Problems with resets

When a user forgets their password on most e-commerce sites, there generally exists a reset function allowing them to reset or create a new passphrase. The question here is, if you require users to have eight characters or more in their password, why would you allow such a common reset function?

The answer is simplicity. We don't want to make things difficult for the customer. This is a valid concern, however, how many customers do we expect to retain if their credentials are compromised.

Some of the more common secret questions include:

  • What type of vehicle was sure first car?
  • What is your favourite colour?
  • What is the name your pet?
  • what is your mother's maiden name?
The issue with these is quite simple. They provide very small key spaces. If we look at these one by one we can see just how small they actually are. First what type of vehicle was your first car can be entered with a key space based on a selection of approximately 30 major manufacturers. In fact, if we know something more about the user this can be narrowed down further but at worst, most of our accounts will yield to the equivalent of a one character password.

Next, how many colours are there? this is a confusing question in a way as we are not looking at how many colours actually exist but how many common names of colours exist. The fact that your computer displays 16 million or more colours is irrelevant. Ask yourself how many of those can you action in name. In fact, there are seven main colours that people are likely to choose out of a possible choice (dependent on their vocabulary) of between 20 and 100. By selecting a "key space" of 20 we would account for at least 95% of the population. After all do any all the accounts on a system just the majority of them.

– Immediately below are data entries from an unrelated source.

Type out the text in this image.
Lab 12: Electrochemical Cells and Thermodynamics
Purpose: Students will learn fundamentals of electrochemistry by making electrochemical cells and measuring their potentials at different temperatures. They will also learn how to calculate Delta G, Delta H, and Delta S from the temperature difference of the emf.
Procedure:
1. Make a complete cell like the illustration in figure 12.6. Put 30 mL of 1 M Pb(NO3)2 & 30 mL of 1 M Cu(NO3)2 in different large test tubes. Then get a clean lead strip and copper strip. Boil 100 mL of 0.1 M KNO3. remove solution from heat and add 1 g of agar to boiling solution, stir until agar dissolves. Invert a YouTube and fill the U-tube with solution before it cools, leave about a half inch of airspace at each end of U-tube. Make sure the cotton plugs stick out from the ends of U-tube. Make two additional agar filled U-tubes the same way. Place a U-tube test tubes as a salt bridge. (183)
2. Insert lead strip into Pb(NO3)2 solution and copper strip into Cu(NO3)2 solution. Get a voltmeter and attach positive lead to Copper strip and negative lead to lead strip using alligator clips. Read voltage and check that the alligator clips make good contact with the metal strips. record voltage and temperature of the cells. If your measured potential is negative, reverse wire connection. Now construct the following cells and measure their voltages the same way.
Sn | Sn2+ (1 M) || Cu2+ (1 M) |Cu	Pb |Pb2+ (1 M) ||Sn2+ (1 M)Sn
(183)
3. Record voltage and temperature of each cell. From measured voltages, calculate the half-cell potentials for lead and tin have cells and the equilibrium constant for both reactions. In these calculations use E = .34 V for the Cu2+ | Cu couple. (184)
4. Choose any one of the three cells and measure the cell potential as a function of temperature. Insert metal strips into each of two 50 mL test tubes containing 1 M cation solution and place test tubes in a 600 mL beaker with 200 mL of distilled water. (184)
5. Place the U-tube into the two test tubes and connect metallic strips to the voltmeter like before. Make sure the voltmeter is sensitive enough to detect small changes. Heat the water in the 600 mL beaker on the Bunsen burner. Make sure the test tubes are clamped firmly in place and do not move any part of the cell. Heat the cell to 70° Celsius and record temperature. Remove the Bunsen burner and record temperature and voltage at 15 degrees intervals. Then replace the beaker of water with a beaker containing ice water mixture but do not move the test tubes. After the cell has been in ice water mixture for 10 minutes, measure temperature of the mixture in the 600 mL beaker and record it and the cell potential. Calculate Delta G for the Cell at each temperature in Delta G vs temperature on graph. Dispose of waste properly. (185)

The name of your pet is another common question that has a simple answer. The majority of people used the same names for their pets and on top of this they are generally easy to discover as they may be blogged, stored on social networking or otherwise easily available. Our key space would be expected to be in the order of between 20 and 30 names to cover about 90% of the population.

the last secret is a little bit more difficult, excepting of course if your mother had Smith, Jones or Wright as a last name for instance. In this case the secret name space is larger, however, it is still simple to compromise. It is generally not that difficult to find out someone's mother's maiden name. The increasing use of genealogy networks, blogging and other means make targeted attacks extremely simple.

When setting secret questions, it is essential that multiple questions are selected. Have the client create three or four secret question and answer combinations. Randomly assign two of these at the time of reset. Rather than a simple recovery from a single short question, as least adds an element of randomness and makes it more difficult to compromise.

Even taking into account a random selection of 4 questions, our key space is still only in the order of 200k characters (most of which are dictionary words). We're still only looking at something simple but least it is a marked improvement on the single question and 1 in 20 guessing exercise.